Dalam Kitab Nahj al-Balāghah Syarh Muhammad Abduh juz 4 (Beirut: Dar al-Ma’rifah, tt), h. 102. Teks lengkapnya sebagai berikut:
ﺳﺌﻝ ﻋﻟﻳﻪ ﺍﻟﺳﻼﻢ ﺍﻳﻤﺍ ﺍﻓﺿﻝ ﺍﻟﻌﺪﻝ ﺍﻮ ﺍﻟﺠﻮﺪ ﻓﻗﺍﻝ ﻋﻟﻳﻪ ﺍﻟﺴﻼﻢ ﺍﻟﻌﺪﻞ ﻳﺿﻊ ﺍﻷﻤﻮﺭﻤﻭﻀﻌﻬﺎ ﻭﺍﻟﺠﻭﺪ ﻳﺨﺮﺟﻬﺎ ﻤﻦﺠﻬﺘﻬﺎ ﻭﺍﻟﻌﺩﻝ ﺳﺎﺋﺲ ﻋﺎﻢ ﻭﺍﻟﺠﻭﺩ ﻋﺎﺮﺽ ﺨﺎﺺ ﻔﺎﻟﻌﺪﻝ ﺍﺷﺮﻓﻬﺎ ﻮﺍﻔﺿﻟﻬﺎ
Artinya: Imam Ali ditanya, mana yang lebih utama keadilan (al’adl) atau kedermawanan. Maka dijawab, keadilan, yakni meletakkan urusan pada tempatnya. Sedangkan, kedermawanan mengeluarkanya dari arahnya. Keadilan menjadi pengendali yang umum. Sedangkan, kedermawanan adalah hal baru yang khusus. Keadilan lebih mulia dan lebih utama.
Keadilan dalam Filsafat
Keadilan dalam dimensi non yuridis juga mencakup keadilan secara filosofis. Pada dasarnya, keadilan sebagai sebuah ide masuk dalam wilayah filsafat. Di area ini, keadilan didefinisikan pada tataran ontologis, dijabarkan dalam wujud operasional yang epistemologis, dan secara aksiologis ia diaplikasikan pada tataran praktis. Ketika keadilan masuk dalam tataran aksiologis, pada dasarnya ia sangat bersinggungan dengan aspek keadilan politik, lebih mendekat kepada aspek praktis. Ketika keadilan dibingkai dengan filsafat, hukum tidak akan kehilangan arah dan orientasi. Pertanyaan untuk apa hukum dibuat dan diciptakan, hanya dapat dijawab oleh filsafat.

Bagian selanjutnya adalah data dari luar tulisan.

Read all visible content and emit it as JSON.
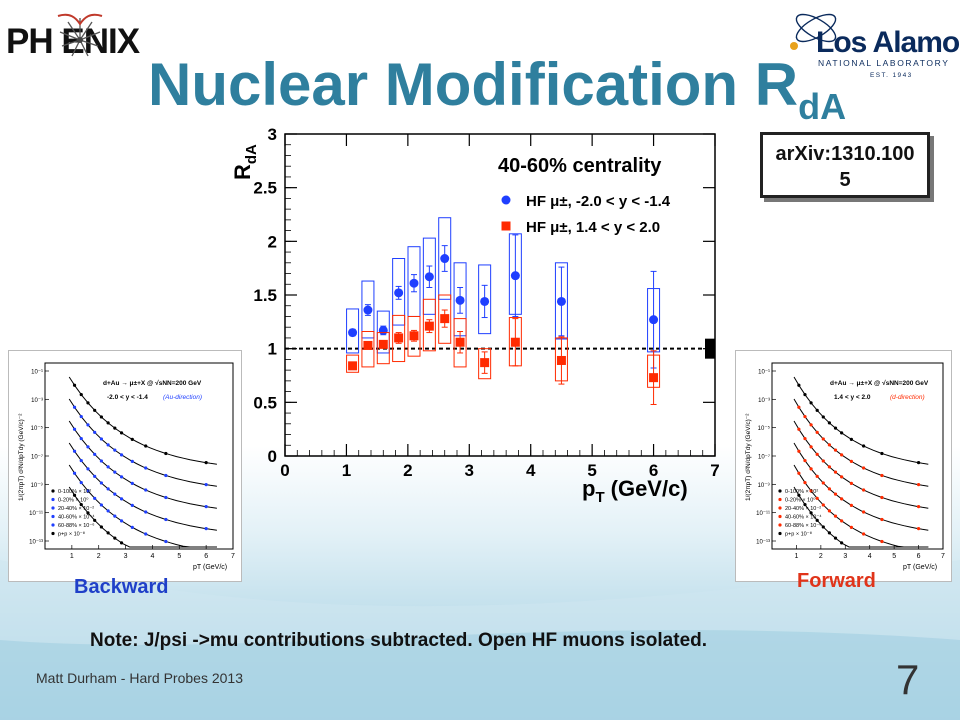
{
  "slide": {
    "title_main": "Nuclear Modification R",
    "title_sub": "dA",
    "arxiv": "arXiv:1310.1005",
    "caption_left": "Backward",
    "caption_right": "Forward",
    "note": "Note: J/psi ->mu contributions subtracted.  Open HF muons isolated.",
    "footer": "Matt Durham - Hard Probes 2013",
    "page_number": "7",
    "colors": {
      "title": "#2f7f9e",
      "blue": "#1f3fff",
      "red": "#ff2a00"
    }
  },
  "logos": {
    "left_text": "PH   ENIX",
    "right_name": "Los Alamos",
    "right_sub": "NATIONAL LABORATORY",
    "right_est": "EST. 1943"
  },
  "chart_data": [
    {
      "type": "scatter",
      "title": "40-60% centrality",
      "ylabel_main": "R",
      "ylabel_sub": "dA",
      "xlabel_main": "p",
      "xlabel_sub": "T",
      "xlabel_unit": "(GeV/c)",
      "xlim": [
        0,
        7
      ],
      "ylim": [
        0,
        3
      ],
      "xticks": [
        "0",
        "1",
        "2",
        "3",
        "4",
        "5",
        "6",
        "7"
      ],
      "yticks": [
        "0",
        "0.5",
        "1",
        "1.5",
        "2",
        "2.5",
        "3"
      ],
      "reference_line": 1,
      "legend_position": "top-right",
      "series": [
        {
          "name": "HF μ±, -2.0 < y < -1.4",
          "color": "#1f3fff",
          "marker": "circle",
          "x": [
            1.1,
            1.35,
            1.6,
            1.85,
            2.1,
            2.35,
            2.6,
            2.85,
            3.25,
            3.75,
            4.5,
            6.0
          ],
          "y": [
            1.15,
            1.36,
            1.17,
            1.52,
            1.61,
            1.67,
            1.84,
            1.45,
            1.44,
            1.68,
            1.44,
            1.27
          ],
          "stat_err": [
            0.03,
            0.05,
            0.04,
            0.06,
            0.08,
            0.1,
            0.12,
            0.12,
            0.15,
            0.38,
            0.32,
            0.45
          ],
          "sys_low": [
            0.96,
            1.1,
            0.96,
            1.22,
            1.3,
            1.32,
            1.46,
            1.12,
            1.14,
            1.32,
            1.09,
            0.97
          ],
          "sys_high": [
            1.37,
            1.63,
            1.35,
            1.84,
            1.95,
            2.03,
            2.22,
            1.8,
            1.78,
            2.07,
            1.8,
            1.56
          ]
        },
        {
          "name": "HF μ±,  1.4 < y < 2.0",
          "color": "#ff2a00",
          "marker": "square",
          "x": [
            1.1,
            1.35,
            1.6,
            1.85,
            2.1,
            2.35,
            2.6,
            2.85,
            3.25,
            3.75,
            4.5,
            6.0
          ],
          "y": [
            0.84,
            1.03,
            1.04,
            1.1,
            1.12,
            1.21,
            1.28,
            1.06,
            0.87,
            1.06,
            0.89,
            0.73
          ],
          "stat_err": [
            0.03,
            0.03,
            0.03,
            0.05,
            0.05,
            0.06,
            0.08,
            0.1,
            0.1,
            0.22,
            0.22,
            0.25
          ],
          "sys_low": [
            0.78,
            0.83,
            0.86,
            0.88,
            0.93,
            0.98,
            1.05,
            0.83,
            0.72,
            0.84,
            0.7,
            0.64
          ],
          "sys_high": [
            0.94,
            1.16,
            1.15,
            1.31,
            1.3,
            1.46,
            1.5,
            1.28,
            1.0,
            1.29,
            1.1,
            0.94
          ]
        }
      ]
    },
    {
      "type": "scatter",
      "panel": "backward",
      "header": "d+Au → μ±+X @ √sNN=200 GeV",
      "range": "-2.0 < y < -1.4",
      "direction": "(Au-direction)",
      "xlabel": "pT (GeV/c)",
      "ylabel": "1/(2πpT) d²N/dpTdy (GeV/c)⁻²",
      "xticks": [
        "1",
        "2",
        "3",
        "4",
        "5",
        "6",
        "7"
      ],
      "yticks": [
        "10⁻¹",
        "10⁻³",
        "10⁻⁵",
        "10⁻⁷",
        "10⁻⁹",
        "10⁻¹¹",
        "10⁻¹³"
      ],
      "legend": [
        "0-100% × 10²",
        "0-20% × 10⁰",
        "20-40% × 10⁻²",
        "40-60% × 10⁻⁴",
        "60-88% × 10⁻⁶",
        "p+p × 10⁻⁸"
      ],
      "series_colors": [
        "#000000",
        "#1f3fff",
        "#1f3fff",
        "#1f3fff",
        "#1f3fff",
        "#000000"
      ]
    },
    {
      "type": "scatter",
      "panel": "forward",
      "header": "d+Au → μ±+X @ √sNN=200 GeV",
      "range": "1.4 < y < 2.0",
      "direction": "(d-direction)",
      "xlabel": "pT (GeV/c)",
      "ylabel": "1/(2πpT) d²N/dpTdy (GeV/c)⁻²",
      "xticks": [
        "1",
        "2",
        "3",
        "4",
        "5",
        "6",
        "7"
      ],
      "yticks": [
        "10⁻¹",
        "10⁻³",
        "10⁻⁵",
        "10⁻⁷",
        "10⁻⁹",
        "10⁻¹¹",
        "10⁻¹³"
      ],
      "legend": [
        "0-100% × 10²",
        "0-20% × 10⁰",
        "20-40% × 10⁻²",
        "40-60% × 10⁻⁴",
        "60-88% × 10⁻⁶",
        "p+p × 10⁻⁸"
      ],
      "series_colors": [
        "#000000",
        "#ff2a00",
        "#ff2a00",
        "#ff2a00",
        "#ff2a00",
        "#000000"
      ]
    }
  ]
}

Apa yang menjadi penyebab para praktisi hukum terjebak untuk memperdebatkan pasal-pasal mati tak bernyawa dan tanpa ruh serta spirit tentang poligami tanpa ijin pengadilan, misalnya dalam sebuah kasus, dan bahwa poligami yang demikian perlu atau bahkan harus dibatalkan karena tidak sejalan dengan Pasal 3, 4, dan 5 Undang-Undang Perkawinan - meski secara faktual dan yuridis tidak terdapat ketentuan syari'ah yang dilanggar, sementara dalam sebuah perkawinan in casu telah berlangsung 2 tahun dan perkawinan tersebut telah membuahkan kelahiran anak dan harta bersama.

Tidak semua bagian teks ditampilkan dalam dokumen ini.